Parkinson’s disease affects more than 4.6 million people worldwide and this number is set to double by 2030 as the population ages. While the symptoms of this disorder can be alleviated, there is currently no way to halt its progression.
Researchers investigating ways to treat Parkinson’s have implanted dopamine-producing cells into patients’ brains.
Natalie Valle Guzman at the Cambridge University Brain Repair Centre, UK, said: “Cell transplantation has been shown to work for some patients and we wanted to further optimise the protocols.
“The previous trials found that the patients who do best are those who have been diagnosed for less than ten years, have responded well to levodopa drug treatments but have not yet developed major complications from it, and are under the age of 65.”

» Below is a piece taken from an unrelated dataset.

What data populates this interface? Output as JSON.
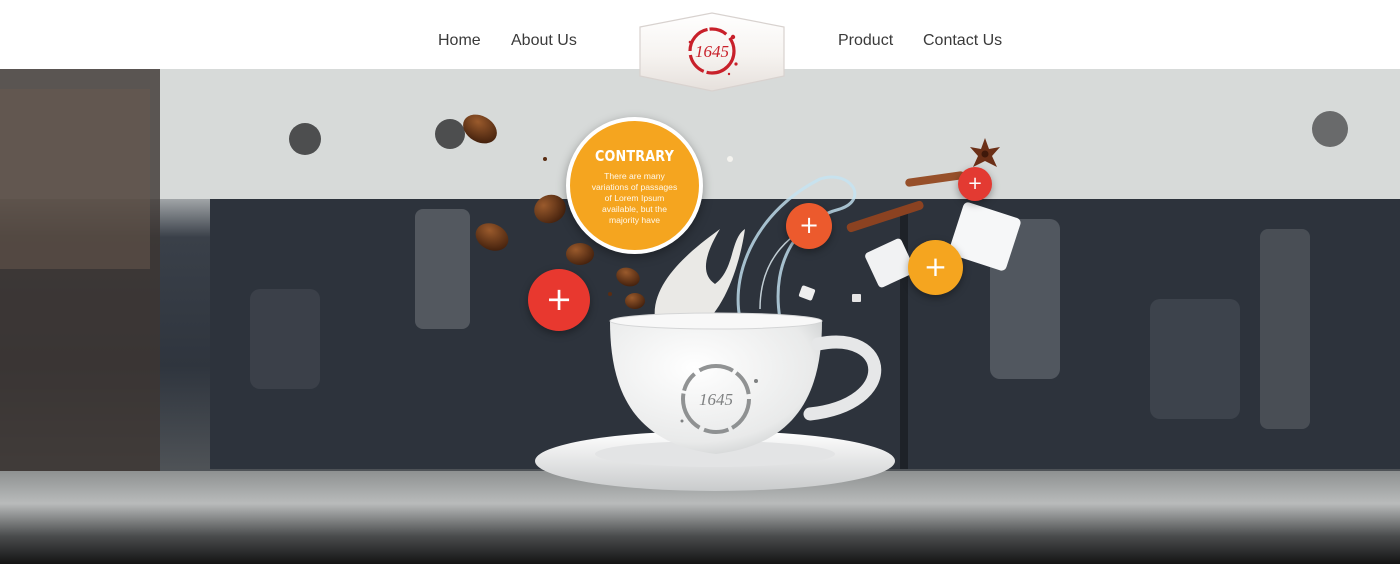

Researchers at several European centres have been working to fine-tune their patient selection criteria and perfect how cells are prepared for grafting. Since May 2015, through the EU-funded TransEuro project led by Professor Roger Barker at Cambridge University, doctors in the UK and Sweden have performed 17 grafts on Parkinson’s patients and ten more surgeries are planned.
Results of the trial are expected from 2020 onwards, after all patients enrolled in the study reach the three-year endpoint at which doctors can assess the safety and effectiveness of the graft.
Guzman said it could be ten years before this treatment would potentially reach clinics.
She said: “Our hope is that the current trial will demonstrate proof of concept.
“We would then move to using stem-cell-derived dopamine neurons.”